İnsanların rûhunu ilâhi aşkla dirilten; “Allah için ağlayan göz ne mübarektir. O’nun aşkıyla yanıp kavrulan yürek ne mukaddestir” diyerek, yüreklerin ve gönüllerin bağlanması gereken gerçek aşk yolunu gösteren ve ilâhi aşk mesajını tüm dünyaya duyurarak herkesi ölçülemeyecek bir rahmete boğan Hz. Mevlânâ’dır.

Hz. Mevlânâ’nın ölüm anlayışını anlatan şu gazeli ne kadar da mânidâr:

          “Öldüğüm gün tabutum götürülürken, bende bu dünya derdi var sanma.

          Benim için ağlama, yazık vah vah deme. Şeytanın tuzağına düşersem işte o zaman eyvah demenin sırasıdır.

          Cenazemi gördüğün zaman  ayrılık ayrılık deme. Benim buluşmam, kavuşmam işte o zamandır.

           Beni kabre indirip toprağa verdikleri zaman sakın elvedâ elvedâ deme. Zira mezar cennet topluluğunun perdesidir.

           Batmayı gördün ya, doğmayı da seyret. Güneşe ve aya batmadan ne ziyan gelir ki?

           Sana batmak görünür, ama o doğmaktır. Mezar hapis gibi görünür, ama o cânın kurtuluşudur.

           Hangi tohum yere ekildi de bitmedi? İnsan tohumu bitmeyecek diye şüpheleniyor musun?”

 Hz. Mevlânâ, âlemlerin Rabbine şöyle nidâ eder: “Ölmek şeker gibi tatlı bir şey. Cânı sen aldıktan sonra, seninle olunca candan da tatlıdır ölüm.”

 Hz. Mevlânâ, ziyaretçilerine de şöyle seslenir: “Ölümümden sonra mezarımı yerde aramayınız. Bizim mezarımız, âriflerin gönüllerindedir. Hak Teâlâ beni aşk şarabından yaratmıştır. Ölsem, çürüsem bile, ben yine o aşkım.” 

 İşte, ancak böylesine derin ve sonsuz bir ilâhi aşk anlayışı; ölümü en büyük sevgili olan Allah’a kavuşmak anlamına gelen Vuslat, ölüm gecesini de düğün gecesi anlamına gelen Şeb-i Arûs olarak algılayabilir ve kabullenebilir.
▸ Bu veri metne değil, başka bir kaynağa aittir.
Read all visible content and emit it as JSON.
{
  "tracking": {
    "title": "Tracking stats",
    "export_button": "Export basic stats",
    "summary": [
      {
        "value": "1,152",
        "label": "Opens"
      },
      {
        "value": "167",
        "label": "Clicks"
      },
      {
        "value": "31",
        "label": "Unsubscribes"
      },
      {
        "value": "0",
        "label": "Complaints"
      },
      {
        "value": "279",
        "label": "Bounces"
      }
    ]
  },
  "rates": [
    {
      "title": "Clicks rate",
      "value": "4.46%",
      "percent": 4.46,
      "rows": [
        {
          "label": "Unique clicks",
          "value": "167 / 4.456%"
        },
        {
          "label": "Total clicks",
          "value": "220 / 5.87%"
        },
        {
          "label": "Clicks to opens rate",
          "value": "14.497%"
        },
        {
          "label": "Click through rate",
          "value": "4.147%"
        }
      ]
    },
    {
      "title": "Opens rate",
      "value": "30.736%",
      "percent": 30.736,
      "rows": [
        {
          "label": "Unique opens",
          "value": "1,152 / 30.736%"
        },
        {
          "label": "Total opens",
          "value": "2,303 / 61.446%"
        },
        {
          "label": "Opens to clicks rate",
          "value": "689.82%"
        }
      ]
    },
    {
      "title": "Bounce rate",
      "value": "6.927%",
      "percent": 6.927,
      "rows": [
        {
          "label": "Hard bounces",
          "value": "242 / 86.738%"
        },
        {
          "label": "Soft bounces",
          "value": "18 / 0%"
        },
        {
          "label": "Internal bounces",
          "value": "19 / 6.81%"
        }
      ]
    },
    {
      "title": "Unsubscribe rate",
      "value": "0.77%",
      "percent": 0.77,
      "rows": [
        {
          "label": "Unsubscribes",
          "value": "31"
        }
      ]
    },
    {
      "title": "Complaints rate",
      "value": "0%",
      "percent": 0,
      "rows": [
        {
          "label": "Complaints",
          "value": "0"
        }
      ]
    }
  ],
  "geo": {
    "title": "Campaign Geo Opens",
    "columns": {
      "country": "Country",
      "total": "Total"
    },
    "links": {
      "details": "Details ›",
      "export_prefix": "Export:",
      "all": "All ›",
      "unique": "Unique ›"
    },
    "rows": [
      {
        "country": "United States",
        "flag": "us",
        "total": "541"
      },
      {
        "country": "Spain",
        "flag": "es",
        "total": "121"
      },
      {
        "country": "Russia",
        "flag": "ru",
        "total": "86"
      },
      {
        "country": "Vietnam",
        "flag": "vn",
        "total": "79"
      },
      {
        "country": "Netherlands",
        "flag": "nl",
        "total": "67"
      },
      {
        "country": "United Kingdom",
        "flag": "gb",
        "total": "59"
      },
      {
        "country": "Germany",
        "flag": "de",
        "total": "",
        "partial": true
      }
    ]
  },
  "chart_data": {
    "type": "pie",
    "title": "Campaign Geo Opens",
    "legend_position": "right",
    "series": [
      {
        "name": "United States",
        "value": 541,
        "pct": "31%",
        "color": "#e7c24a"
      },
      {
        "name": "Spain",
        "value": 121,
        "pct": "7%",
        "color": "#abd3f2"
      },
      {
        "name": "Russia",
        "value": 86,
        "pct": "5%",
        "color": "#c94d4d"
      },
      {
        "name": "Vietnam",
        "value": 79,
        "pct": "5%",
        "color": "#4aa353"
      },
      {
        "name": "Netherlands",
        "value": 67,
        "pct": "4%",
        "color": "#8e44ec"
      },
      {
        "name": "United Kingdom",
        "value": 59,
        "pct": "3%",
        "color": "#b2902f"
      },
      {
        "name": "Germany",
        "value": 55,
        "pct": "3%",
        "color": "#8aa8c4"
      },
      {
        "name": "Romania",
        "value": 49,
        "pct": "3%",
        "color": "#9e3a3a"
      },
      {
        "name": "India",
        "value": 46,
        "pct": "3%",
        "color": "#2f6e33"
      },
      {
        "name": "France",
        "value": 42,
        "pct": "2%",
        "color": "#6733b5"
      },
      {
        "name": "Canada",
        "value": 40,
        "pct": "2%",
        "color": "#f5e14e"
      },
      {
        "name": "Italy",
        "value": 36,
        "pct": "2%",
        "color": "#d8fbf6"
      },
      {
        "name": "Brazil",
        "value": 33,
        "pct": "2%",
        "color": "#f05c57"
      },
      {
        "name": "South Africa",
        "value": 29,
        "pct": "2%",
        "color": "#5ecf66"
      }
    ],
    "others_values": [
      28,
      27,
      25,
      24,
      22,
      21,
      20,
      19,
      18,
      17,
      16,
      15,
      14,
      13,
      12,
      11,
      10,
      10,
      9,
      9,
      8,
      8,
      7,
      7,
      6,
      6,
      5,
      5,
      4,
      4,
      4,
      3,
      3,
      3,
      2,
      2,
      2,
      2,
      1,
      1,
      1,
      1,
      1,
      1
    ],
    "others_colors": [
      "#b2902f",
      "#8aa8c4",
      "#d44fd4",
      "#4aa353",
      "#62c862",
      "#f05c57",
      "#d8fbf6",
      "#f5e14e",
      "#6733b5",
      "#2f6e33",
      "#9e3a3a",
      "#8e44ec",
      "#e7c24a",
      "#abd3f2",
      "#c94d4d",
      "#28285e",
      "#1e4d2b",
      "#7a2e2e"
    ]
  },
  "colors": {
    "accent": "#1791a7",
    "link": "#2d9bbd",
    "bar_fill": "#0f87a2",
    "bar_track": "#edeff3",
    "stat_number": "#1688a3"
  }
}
 739. Vuslat ve Şeb-i Arûs yıldönümü vesilesiyle, Hz. Mevlâna’nın; “Ruhum bedenimde oldukça ben seçilmiş Muhammed’in yolunun toprağıyım” dediği Efendimizin sancağı altında buluşmayı Yüce Allah’tan diliyorum. Mutlu yarınlar efendim.